Sandy Hook Promise, a nonprofit led by relatives of Sandy Hook shooting victims, released the PSA “Teenage Dream” on Monday along with the caption, “Gun violence shouldn’t be part of growing up.” The organization states that “The Teenage Dream Is Not What It Used To Be.”
The PSA opens up with various young adults and teens somberly singing the lyrics to the normally upbeat pop song.
Aalayah Eastmond is one survivor featured in the video. In a separate video included in the "Teenage Dream" campaign, she describes how her friend, Nicholas Dworet, was one of 17 people killed in the 2018 school shooting at Marjory Stoneman Douglas High School in Parkland, Florida. She recounts having to hide under his body to protect herself.
"You can see in the PSA I hold my phone up and I'm holding a picture of Nicholas Dworet, who saved my life in my school shooting," Eastmond told People. "As I'm holding his picture and listening to the lyrics, recognizing that, yes, all of our teenage dreams have been ripped away from us, but also the victims of our schools, their teenage dream was taken away from them."
The video begins with a tight shot on survivor Nick Walczak, and soon widens to reveal that he is in a wheelchair.
"Shot 3 times. Paralyzed by a bullet in his spine,” the PSA states. He was wounded in a 2012 school shooting in Chardon, Ohio which took the lives of three people.

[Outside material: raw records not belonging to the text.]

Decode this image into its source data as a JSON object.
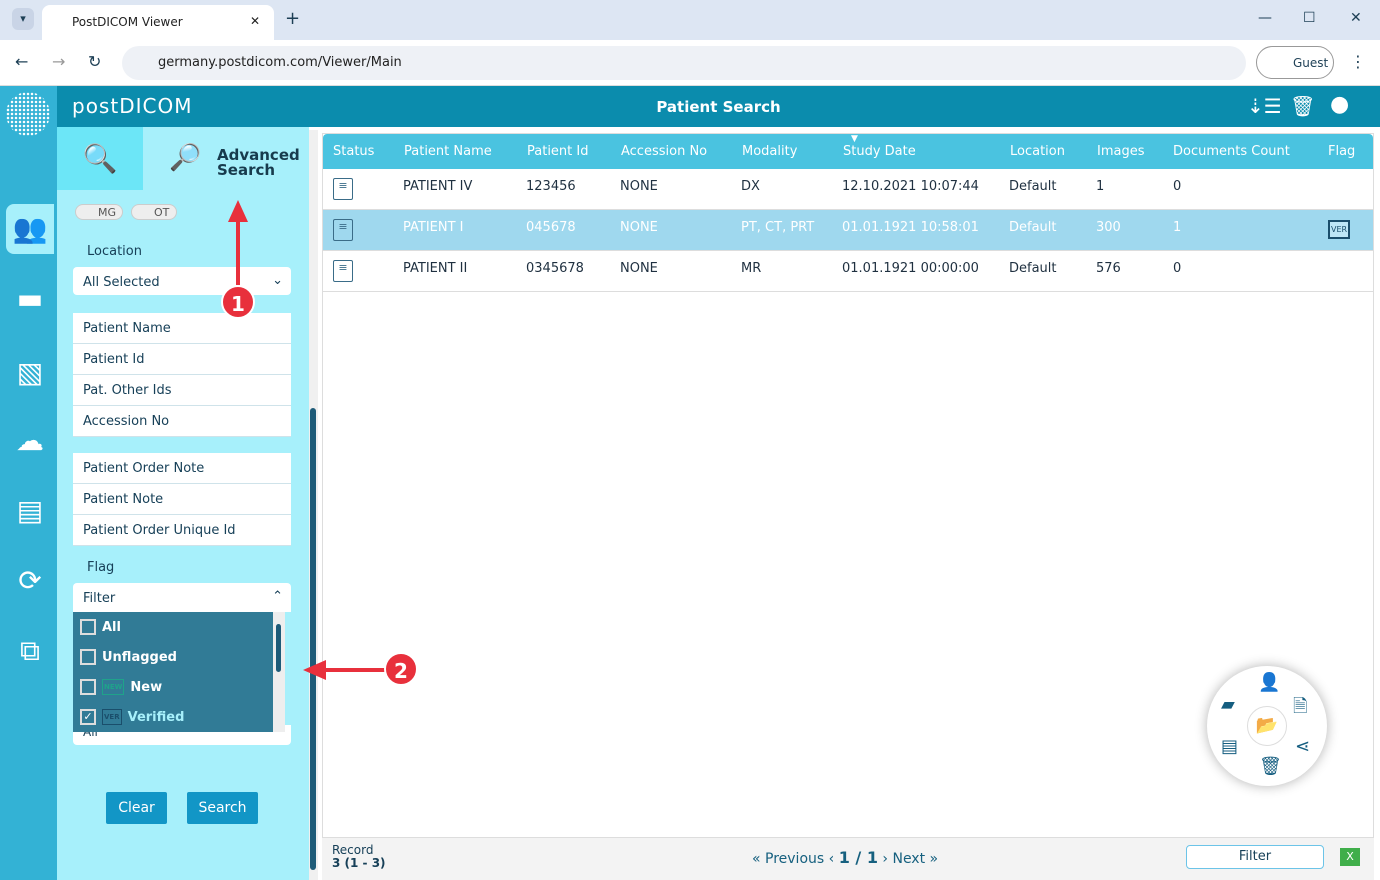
{
  "browser": {
    "tab_title": "PostDICOM Viewer",
    "url": "germany.postdicom.com/Viewer/Main",
    "profile": "Guest"
  },
  "app": {
    "logo": "postDICOM",
    "page_title": "Patient Search"
  },
  "sidebar": {
    "tab_advanced": "Advanced Search",
    "toggles": [
      "MG",
      "OT"
    ],
    "location_label": "Location",
    "location_value": "All Selected",
    "fields_group1": [
      "Patient Name",
      "Patient Id",
      "Pat. Other Ids",
      "Accession No"
    ],
    "fields_group2": [
      "Patient Order Note",
      "Patient Note",
      "Patient Order Unique Id"
    ],
    "flag_label": "Flag",
    "flag_filter_placeholder": "Filter",
    "flag_options": [
      {
        "label": "All",
        "checked": false
      },
      {
        "label": "Unflagged",
        "checked": false
      },
      {
        "label": "New",
        "badge": "NEW",
        "checked": false
      },
      {
        "label": "Verified",
        "badge": "VER",
        "checked": true
      }
    ],
    "hidden_value": "All",
    "clear_label": "Clear",
    "search_label": "Search"
  },
  "table": {
    "columns": [
      "Status",
      "Patient Name",
      "Patient Id",
      "Accession No",
      "Modality",
      "Study Date",
      "Location",
      "Images",
      "Documents Count",
      "Flag"
    ],
    "rows": [
      {
        "name": "PATIENT IV",
        "id": "123456",
        "acc": "NONE",
        "mod": "DX",
        "date": "12.10.2021 10:07:44",
        "loc": "Default",
        "images": "1",
        "docs": "0",
        "flag": ""
      },
      {
        "name": "PATIENT I",
        "id": "045678",
        "acc": "NONE",
        "mod": "PT, CT, PRT",
        "date": "01.01.1921 10:58:01",
        "loc": "Default",
        "images": "300",
        "docs": "1",
        "flag": "VER",
        "selected": true
      },
      {
        "name": "PATIENT II",
        "id": "0345678",
        "acc": "NONE",
        "mod": "MR",
        "date": "01.01.1921 00:00:00",
        "loc": "Default",
        "images": "576",
        "docs": "0",
        "flag": ""
      }
    ]
  },
  "footer": {
    "record_label": "Record",
    "record_value": "3 (1 - 3)",
    "previous": "Previous",
    "page": "1 / 1",
    "next": "Next",
    "filter": "Filter"
  },
  "annotations": [
    "1",
    "2"
  ],
  "colors": {
    "header": "#0b8cad",
    "sidebar": "#a7f0fb",
    "table_header": "#4ac3e0",
    "selected_row": "#9fd8ee",
    "annotation": "#e8303c"
  }
}
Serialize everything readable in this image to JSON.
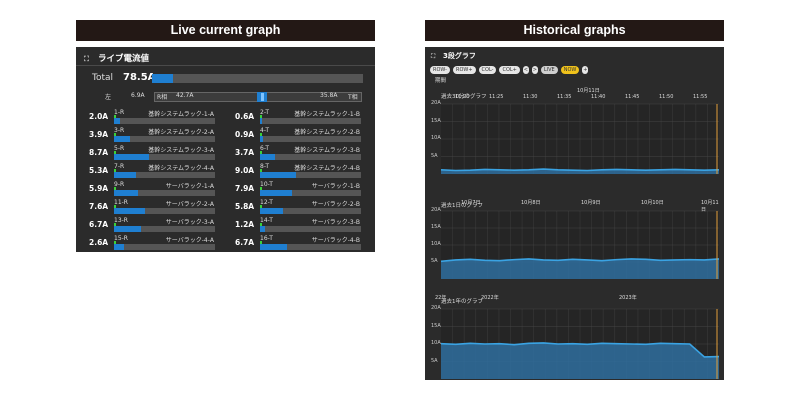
{
  "headers": {
    "live": "Live current graph",
    "historical": "Historical graphs"
  },
  "live": {
    "panel_title": "ライブ電流値",
    "total": {
      "label": "Total",
      "value": "78.5A",
      "fraction": 0.1
    },
    "phase": {
      "left_label": "左",
      "left_value": "6.9A",
      "r_label": "R相",
      "r_value": "42.7A",
      "right_value": "35.8A",
      "t_label": "T相"
    },
    "items": [
      {
        "value": "2.0A",
        "circuit": "1-R",
        "name": "基幹システムラック-1-A",
        "fraction": 0.06
      },
      {
        "value": "0.6A",
        "circuit": "2-T",
        "name": "基幹システムラック-1-B",
        "fraction": 0.02
      },
      {
        "value": "3.9A",
        "circuit": "3-R",
        "name": "基幹システムラック-2-A",
        "fraction": 0.16
      },
      {
        "value": "0.9A",
        "circuit": "4-T",
        "name": "基幹システムラック-2-B",
        "fraction": 0.03
      },
      {
        "value": "8.7A",
        "circuit": "5-R",
        "name": "基幹システムラック-3-A",
        "fraction": 0.35
      },
      {
        "value": "3.7A",
        "circuit": "6-T",
        "name": "基幹システムラック-3-B",
        "fraction": 0.15
      },
      {
        "value": "5.3A",
        "circuit": "7-R",
        "name": "基幹システムラック-4-A",
        "fraction": 0.22
      },
      {
        "value": "9.0A",
        "circuit": "8-T",
        "name": "基幹システムラック-4-B",
        "fraction": 0.36
      },
      {
        "value": "5.9A",
        "circuit": "9-R",
        "name": "サーバラック-1-A",
        "fraction": 0.24
      },
      {
        "value": "7.9A",
        "circuit": "10-T",
        "name": "サーバラック-1-B",
        "fraction": 0.32
      },
      {
        "value": "7.6A",
        "circuit": "11-R",
        "name": "サーバラック-2-A",
        "fraction": 0.31
      },
      {
        "value": "5.8A",
        "circuit": "12-T",
        "name": "サーバラック-2-B",
        "fraction": 0.23
      },
      {
        "value": "6.7A",
        "circuit": "13-R",
        "name": "サーバラック-3-A",
        "fraction": 0.27
      },
      {
        "value": "1.2A",
        "circuit": "14-T",
        "name": "サーバラック-3-B",
        "fraction": 0.05
      },
      {
        "value": "2.6A",
        "circuit": "15-R",
        "name": "サーバラック-4-A",
        "fraction": 0.1
      },
      {
        "value": "6.7A",
        "circuit": "16-T",
        "name": "サーバラック-4-B",
        "fraction": 0.27
      }
    ]
  },
  "historical": {
    "panel_title": "3段グラフ",
    "toolbar": [
      "ROW-",
      "ROW+",
      "COL-",
      "COL+",
      "<",
      ">",
      "LIVE",
      "NOW",
      "+"
    ],
    "toolbar_sub": "期間",
    "colors": {
      "line": "#3aa3e3",
      "fill": "#2f6f9f",
      "marker": "#e3a03a"
    },
    "chart_data": [
      {
        "type": "area",
        "title": "過去30分のグラフ",
        "ylabels": [
          "20A",
          "15A",
          "10A",
          "5A"
        ],
        "ylim": [
          0,
          20
        ],
        "x_top": [
          "11:20",
          "11:25",
          "11:30",
          "11:35",
          "11:40",
          "11:45",
          "11:50",
          "11:55"
        ],
        "x_top_date": "10月11日",
        "values": [
          1.2,
          1.0,
          1.1,
          1.3,
          1.2,
          1.1,
          1.2,
          1.4,
          1.2,
          1.1,
          1.0,
          1.2,
          1.3,
          1.2,
          1.1,
          1.2,
          1.3,
          1.2,
          1.1,
          1.2
        ]
      },
      {
        "type": "area",
        "title": "過去1日のグラフ",
        "ylabels": [
          "20A",
          "15A",
          "10A",
          "5A"
        ],
        "ylim": [
          0,
          20
        ],
        "x_top": [
          "10月7日",
          "10月8日",
          "10月9日",
          "10月10日",
          "10月11日"
        ],
        "values": [
          5.2,
          5.6,
          5.8,
          5.5,
          5.4,
          5.7,
          5.9,
          5.6,
          5.5,
          5.8,
          5.6,
          5.4,
          5.7,
          5.9,
          5.8,
          5.5,
          5.6,
          5.7,
          5.6,
          5.9
        ]
      },
      {
        "type": "area",
        "title": "過去1年のグラフ",
        "ylabels": [
          "20A",
          "15A",
          "10A",
          "5A"
        ],
        "ylim": [
          0,
          20
        ],
        "x_top": [
          "22年",
          "2022年",
          "2023年"
        ],
        "values": [
          10.1,
          9.9,
          10.2,
          10.0,
          10.1,
          9.8,
          10.2,
          10.3,
          10.0,
          10.1,
          9.9,
          10.2,
          10.1,
          10.0,
          9.9,
          10.2,
          10.1,
          10.0,
          6.3,
          6.4
        ]
      }
    ]
  }
}
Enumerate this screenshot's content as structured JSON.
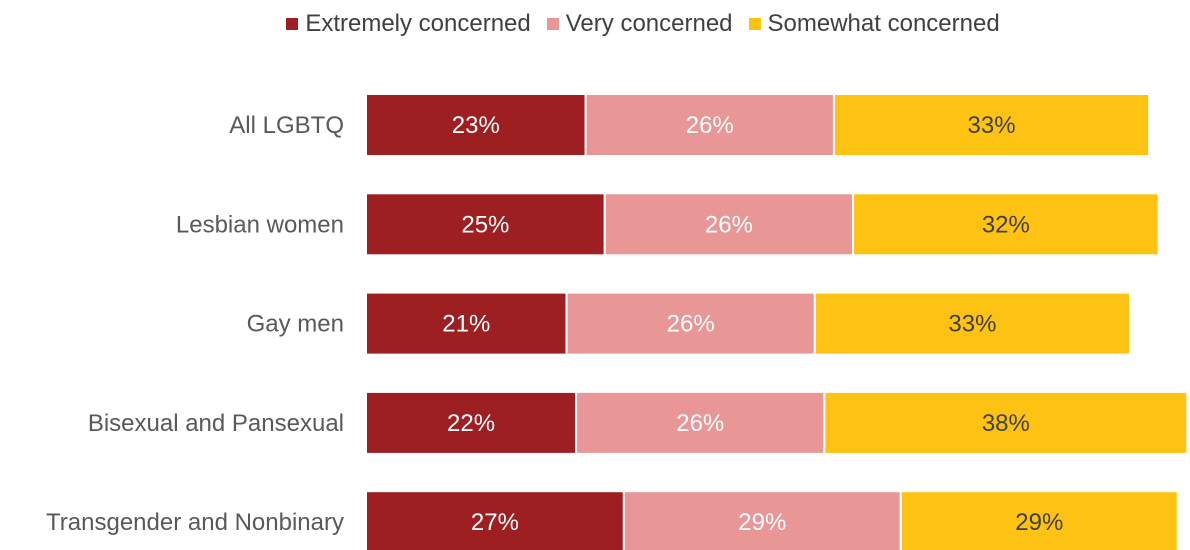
{
  "chart_data": {
    "type": "bar",
    "orientation": "horizontal",
    "stacked": true,
    "categories": [
      "All LGBTQ",
      "Lesbian women",
      "Gay men",
      "Bisexual and Pansexual",
      "Transgender and Nonbinary"
    ],
    "series": [
      {
        "name": "Extremely concerned",
        "color": "#9e1f22",
        "values": [
          23,
          25,
          21,
          22,
          27
        ],
        "labels": [
          "23%",
          "25%",
          "21%",
          "22%",
          "27%"
        ]
      },
      {
        "name": "Very concerned",
        "color": "#e99697",
        "values": [
          26,
          26,
          26,
          26,
          29
        ],
        "labels": [
          "26%",
          "26%",
          "26%",
          "26%",
          "29%"
        ]
      },
      {
        "name": "Somewhat concerned",
        "color": "#fec312",
        "values": [
          33,
          32,
          33,
          38,
          29
        ],
        "labels": [
          "33%",
          "32%",
          "33%",
          "38%",
          "29%"
        ]
      }
    ],
    "xlim": [
      0,
      85
    ],
    "grid": false,
    "legend_position": "top",
    "title": "",
    "xlabel": "",
    "ylabel": ""
  }
}
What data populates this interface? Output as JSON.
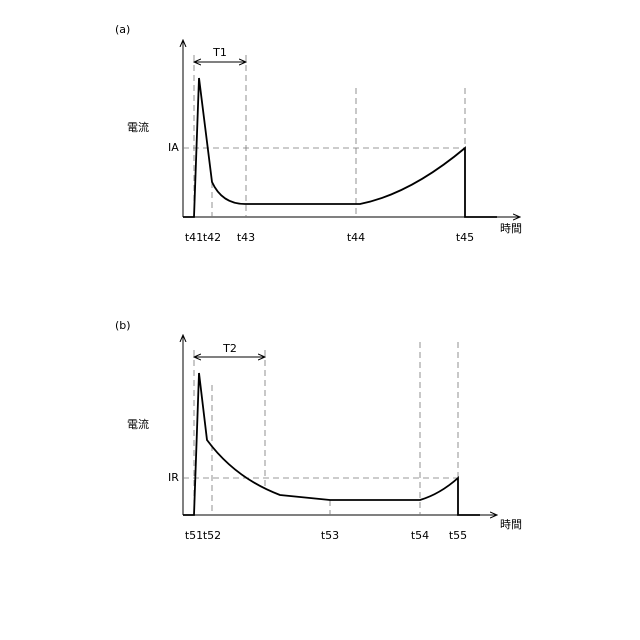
{
  "panels": [
    {
      "label": "(a)",
      "y_label": "電流",
      "x_label": "時間",
      "level_label": "IA",
      "period_label": "T1",
      "ticks": [
        "t41",
        "t42",
        "t43",
        "t44",
        "t45"
      ]
    },
    {
      "label": "(b)",
      "y_label": "電流",
      "x_label": "時間",
      "level_label": "IR",
      "period_label": "T2",
      "ticks": [
        "t51",
        "t52",
        "t53",
        "t54",
        "t55"
      ]
    }
  ]
}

“By re-recording the upbeat tribute to teenage innocence – Katy Perry’s “Teenage Dream” – with real school shooting survivors reciting the lyrics, the powerful PSA illustrates how the teenage dream is stolen from those impacted by school shootings,” Sandy Hook Promise states. “School shootings should not be part of growing up in America. Prevention is critical.”
“Teenage Dream” is one of several videos that the nonprofit has created since 2016. A previous PSA, "Back to School Essentials," won an Emmy Award in 2020.